In spite of my little moment of clarity in Cannon Beach I still managed to feel rushed all day to get somewhere. The roads were beautiful, and the scenery, breathtaking. I tried my best to relax back into the ride and enjoy it. It wasn't until I arrived at the candlelight meeting in Bandon, OR that I realized why it was that things went the way they did. The topic was expectations! Damn! how did they know!? Crazy. The meeting was small and comfortable. I love this fellowship!

After the meeting I had a smoke and then went back inside to give Tracy a hug. She looked like she might need one, and like she might give one. I was right on both accounts. After the hug I sat back down and had a great little chat with Tracy and Artie about all manner of things, but they asked for specifics of my story. After I told them some things Artie referred to my story as 'holy.' Who knew that ANYTHING about me would EVER be considered holy.

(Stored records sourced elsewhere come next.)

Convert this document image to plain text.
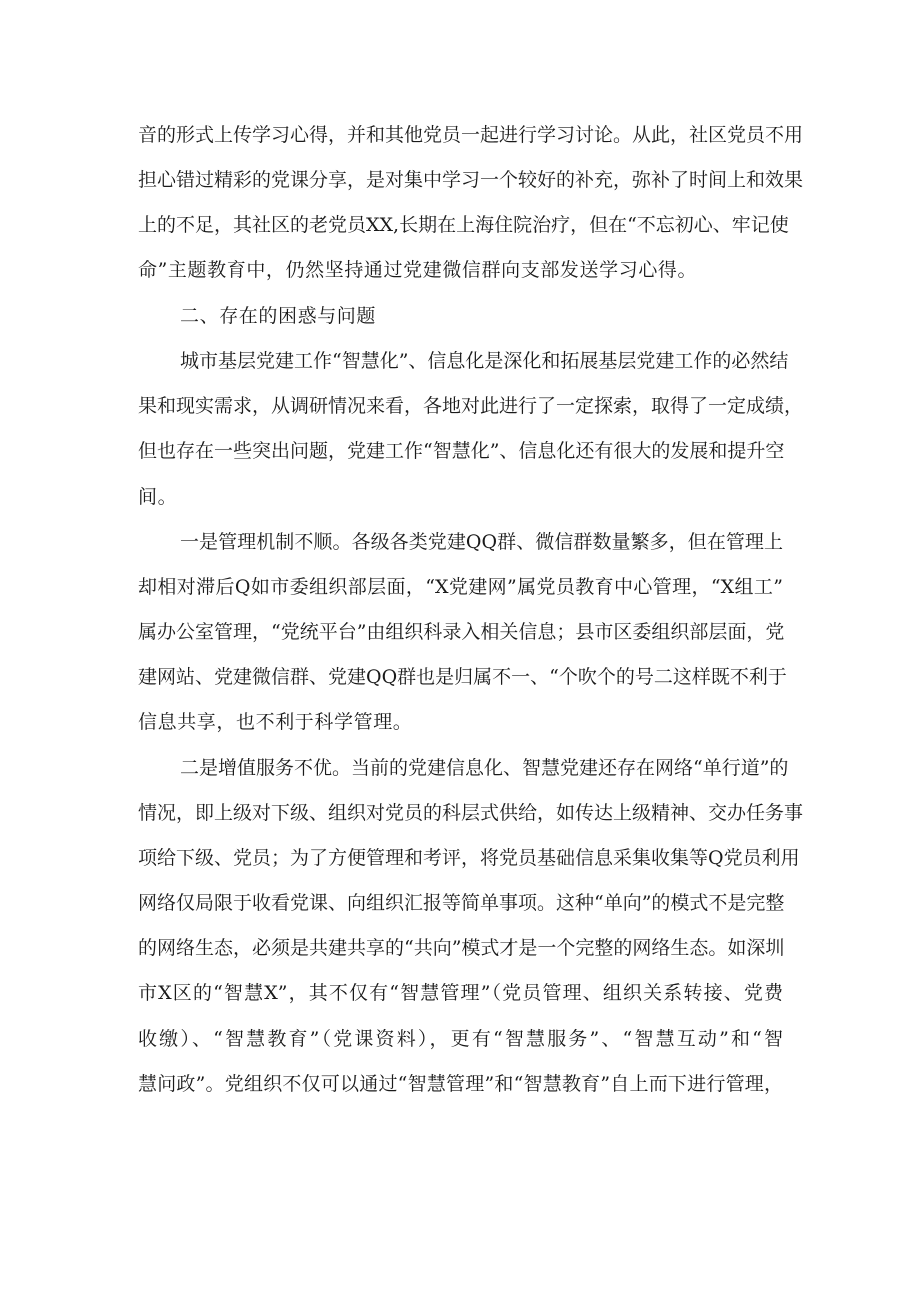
音的形式上传学习心得，并和其他党员一起进行学习讨论。从此，社区党员不用
担心错过精彩的党课分享，是对集中学习一个较好的补充，弥补了时间上和效果
上的不足，其社区的老党员XX,长期在上海住院治疗，但在“不忘初心、牢记使
命”主题教育中，仍然坚持通过党建微信群向支部发送学习心得。
二、存在的困惑与问题
城市基层党建工作“智慧化”、信息化是深化和拓展基层党建工作的必然结
果和现实需求，从调研情况来看，各地对此进行了一定探索，取得了一定成绩，
但也存在一些突出问题，党建工作“智慧化”、信息化还有很大的发展和提升空
间。
一是管理机制不顺。各级各类党建QQ群、微信群数量繁多，但在管理上
却相对滞后Q如市委组织部层面，“X党建网”属党员教育中心管理，“X组工”
属办公室管理，“党统平台”由组织科录入相关信息；县市区委组织部层面，党
建网站、党建微信群、党建QQ群也是归属不一、“个吹个的号二这样既不利于
信息共享，也不利于科学管理。
二是增值服务不优。当前的党建信息化、智慧党建还存在网络“单行道”的
情况，即上级对下级、组织对党员的科层式供给，如传达上级精神、交办任务事
项给下级、党员；为了方便管理和考评，将党员基础信息采集收集等Q党员利用
网络仅局限于收看党课、向组织汇报等简单事项。这种“单向”的模式不是完整
的网络生态，必须是共建共享的“共向”模式才是一个完整的网络生态。如深圳
市X区的“智慧X”，其不仅有“智慧管理”（党员管理、组织关系转接、党费
收缴）、“智慧教育”（党课资料），更有“智慧服务”、“智慧互动”和“智
慧问政”。党组织不仅可以通过“智慧管理”和“智慧教育”自上而下进行管理，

I left and went to set up camp with a feeling that everything was as it should be. A feeling I usually only get after talking with people after a meeting. Fantastic!

Oh, yeah. the Shell station… If you pass through Depoe Bay, OR, DO NOT stop at the Shell. The attendant came out and muttered some things about Oregon being the only state that doesn't allow self-service, etc, etc. Then, when asked how his day was, he grunted. Seriously?! Who does that!?